Em um vídeo publicado em seu canal no Youtube, no qual analisa a possível implementação de uma CBDC nos EUA e no Brasil, Ulrich afirma que o Real Digital, "dependendo de quem esteja no poder, poderá ser usado como um dispositivo totalitário."

A declaração de Guedes não deixa margem para dúvidas de que o estado terá controle total sobre toda e qualquer movimentação financeira realizada pelos cidadãos sob sua jurisdição.

O governo e a tecnologia blockchain

Em abril de 2020, o Presidente da República, Jair Bolsonaro, publicou um decreto que estabeleceu a criação de uma rede em blockchain oficial para o Governo Federal. A Rede de Blockchain do Governo Federal faz parte das estratégias do programa de "Governo Digital", que pretende implementar o uso de novas tecnologias para atualizar procedimentos na Administração Pública no Brasil.
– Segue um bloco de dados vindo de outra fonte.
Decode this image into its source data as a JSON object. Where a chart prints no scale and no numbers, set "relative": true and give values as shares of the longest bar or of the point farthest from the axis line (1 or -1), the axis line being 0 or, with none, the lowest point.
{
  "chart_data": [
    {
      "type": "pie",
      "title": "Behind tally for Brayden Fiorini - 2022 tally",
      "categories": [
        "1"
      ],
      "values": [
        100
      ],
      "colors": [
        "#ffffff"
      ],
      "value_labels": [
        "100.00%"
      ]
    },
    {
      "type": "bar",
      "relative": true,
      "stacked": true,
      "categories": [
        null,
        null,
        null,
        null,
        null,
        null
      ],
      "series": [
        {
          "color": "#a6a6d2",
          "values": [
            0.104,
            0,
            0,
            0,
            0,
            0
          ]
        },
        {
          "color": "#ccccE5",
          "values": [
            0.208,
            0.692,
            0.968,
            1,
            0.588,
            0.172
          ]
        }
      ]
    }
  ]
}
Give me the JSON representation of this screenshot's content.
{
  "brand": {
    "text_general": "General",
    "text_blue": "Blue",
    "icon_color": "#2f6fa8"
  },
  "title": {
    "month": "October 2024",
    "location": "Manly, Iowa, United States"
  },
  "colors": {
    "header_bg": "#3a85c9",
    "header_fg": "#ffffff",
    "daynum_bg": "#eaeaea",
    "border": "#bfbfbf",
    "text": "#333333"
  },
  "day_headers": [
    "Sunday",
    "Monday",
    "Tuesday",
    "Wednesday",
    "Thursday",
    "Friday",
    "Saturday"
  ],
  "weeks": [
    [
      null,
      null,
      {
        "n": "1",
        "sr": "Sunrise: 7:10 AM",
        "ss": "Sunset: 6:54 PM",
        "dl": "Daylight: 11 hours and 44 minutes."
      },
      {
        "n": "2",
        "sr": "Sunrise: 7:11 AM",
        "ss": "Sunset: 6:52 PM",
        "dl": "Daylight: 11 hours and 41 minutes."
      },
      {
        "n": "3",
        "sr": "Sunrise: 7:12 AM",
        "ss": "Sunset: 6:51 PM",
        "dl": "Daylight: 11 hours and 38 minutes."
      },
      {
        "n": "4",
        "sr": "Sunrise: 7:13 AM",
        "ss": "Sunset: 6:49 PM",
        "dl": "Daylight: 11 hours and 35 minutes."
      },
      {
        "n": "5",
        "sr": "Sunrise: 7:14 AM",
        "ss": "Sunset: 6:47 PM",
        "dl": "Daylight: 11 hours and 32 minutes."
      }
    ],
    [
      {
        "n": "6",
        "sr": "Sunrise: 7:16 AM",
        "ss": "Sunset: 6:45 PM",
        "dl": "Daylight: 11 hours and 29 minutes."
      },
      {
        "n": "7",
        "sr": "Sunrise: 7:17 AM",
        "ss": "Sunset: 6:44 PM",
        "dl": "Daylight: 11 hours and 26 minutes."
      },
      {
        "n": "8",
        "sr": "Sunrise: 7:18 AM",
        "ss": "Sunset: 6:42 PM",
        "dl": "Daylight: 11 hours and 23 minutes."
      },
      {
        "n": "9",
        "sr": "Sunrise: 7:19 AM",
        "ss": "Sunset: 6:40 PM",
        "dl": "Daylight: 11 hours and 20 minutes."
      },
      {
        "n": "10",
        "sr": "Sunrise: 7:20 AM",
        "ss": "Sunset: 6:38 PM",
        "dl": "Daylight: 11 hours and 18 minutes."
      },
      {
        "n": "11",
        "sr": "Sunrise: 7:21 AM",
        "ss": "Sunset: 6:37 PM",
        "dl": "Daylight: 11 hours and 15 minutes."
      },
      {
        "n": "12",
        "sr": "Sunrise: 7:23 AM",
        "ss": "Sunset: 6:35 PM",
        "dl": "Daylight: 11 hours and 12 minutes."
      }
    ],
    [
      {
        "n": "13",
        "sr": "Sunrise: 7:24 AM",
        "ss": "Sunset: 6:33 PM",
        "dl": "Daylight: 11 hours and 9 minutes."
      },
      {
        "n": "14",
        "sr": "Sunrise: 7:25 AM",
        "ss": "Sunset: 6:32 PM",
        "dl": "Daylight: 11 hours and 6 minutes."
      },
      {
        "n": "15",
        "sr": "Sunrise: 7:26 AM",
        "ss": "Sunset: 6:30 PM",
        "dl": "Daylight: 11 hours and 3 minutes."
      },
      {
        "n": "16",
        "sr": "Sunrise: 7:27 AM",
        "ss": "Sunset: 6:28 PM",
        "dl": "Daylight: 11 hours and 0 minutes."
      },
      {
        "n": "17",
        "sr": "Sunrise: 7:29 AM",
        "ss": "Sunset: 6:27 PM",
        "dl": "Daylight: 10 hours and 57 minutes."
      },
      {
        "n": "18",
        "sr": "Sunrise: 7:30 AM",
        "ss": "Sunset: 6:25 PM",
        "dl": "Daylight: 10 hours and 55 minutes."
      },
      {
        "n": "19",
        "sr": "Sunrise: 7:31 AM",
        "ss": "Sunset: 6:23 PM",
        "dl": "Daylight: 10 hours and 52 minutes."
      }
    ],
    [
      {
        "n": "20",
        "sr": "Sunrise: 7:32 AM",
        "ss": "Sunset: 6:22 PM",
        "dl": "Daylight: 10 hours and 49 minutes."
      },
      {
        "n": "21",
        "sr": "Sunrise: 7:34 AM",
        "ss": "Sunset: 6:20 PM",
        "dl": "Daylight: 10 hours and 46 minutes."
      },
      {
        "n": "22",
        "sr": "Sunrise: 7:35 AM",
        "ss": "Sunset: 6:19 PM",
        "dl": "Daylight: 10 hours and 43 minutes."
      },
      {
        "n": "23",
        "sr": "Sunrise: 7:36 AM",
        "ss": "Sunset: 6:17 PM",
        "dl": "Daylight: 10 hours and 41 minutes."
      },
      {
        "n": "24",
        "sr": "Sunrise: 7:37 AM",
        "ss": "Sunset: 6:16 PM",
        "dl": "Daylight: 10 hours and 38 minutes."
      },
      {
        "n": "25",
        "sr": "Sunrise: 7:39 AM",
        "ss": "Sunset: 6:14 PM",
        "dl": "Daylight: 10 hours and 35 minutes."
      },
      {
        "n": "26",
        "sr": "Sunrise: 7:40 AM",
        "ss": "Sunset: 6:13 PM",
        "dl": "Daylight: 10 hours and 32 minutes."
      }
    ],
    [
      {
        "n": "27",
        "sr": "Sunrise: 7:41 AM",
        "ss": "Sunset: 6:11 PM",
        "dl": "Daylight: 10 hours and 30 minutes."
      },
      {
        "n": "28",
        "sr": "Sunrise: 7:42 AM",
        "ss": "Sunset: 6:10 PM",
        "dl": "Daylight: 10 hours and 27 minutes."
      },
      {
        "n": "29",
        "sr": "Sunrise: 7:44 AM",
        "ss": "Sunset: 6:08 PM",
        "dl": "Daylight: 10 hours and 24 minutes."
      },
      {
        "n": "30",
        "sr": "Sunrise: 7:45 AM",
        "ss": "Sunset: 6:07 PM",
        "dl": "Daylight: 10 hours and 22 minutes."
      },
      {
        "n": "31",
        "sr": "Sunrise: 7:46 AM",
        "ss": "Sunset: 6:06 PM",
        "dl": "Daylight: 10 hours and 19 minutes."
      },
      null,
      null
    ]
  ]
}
Em novembro do mesmo ano, Paulo Guedes e o presidente Jair Bolsonaro assinaram um decreto para regulamentar o uso da tecnologia blockchain no Brasil para administração, fiscalização, controle e tributação de atividades aduaneiras, alterando a lei que regulamenta todas as operações de comércio exterior.

Por outro lado, no entanto, também em abril de 2020, o presidente revogou três portarias editadas pelo Exército brasileiro para criar o Sistema Nacional de Rastreamento de Produtos Controlados pelo Exército (SisNaR). O sistema utilizaria a tecnologia blockchain para fazer o rastreamento e o controle de armas e munições no território nacional.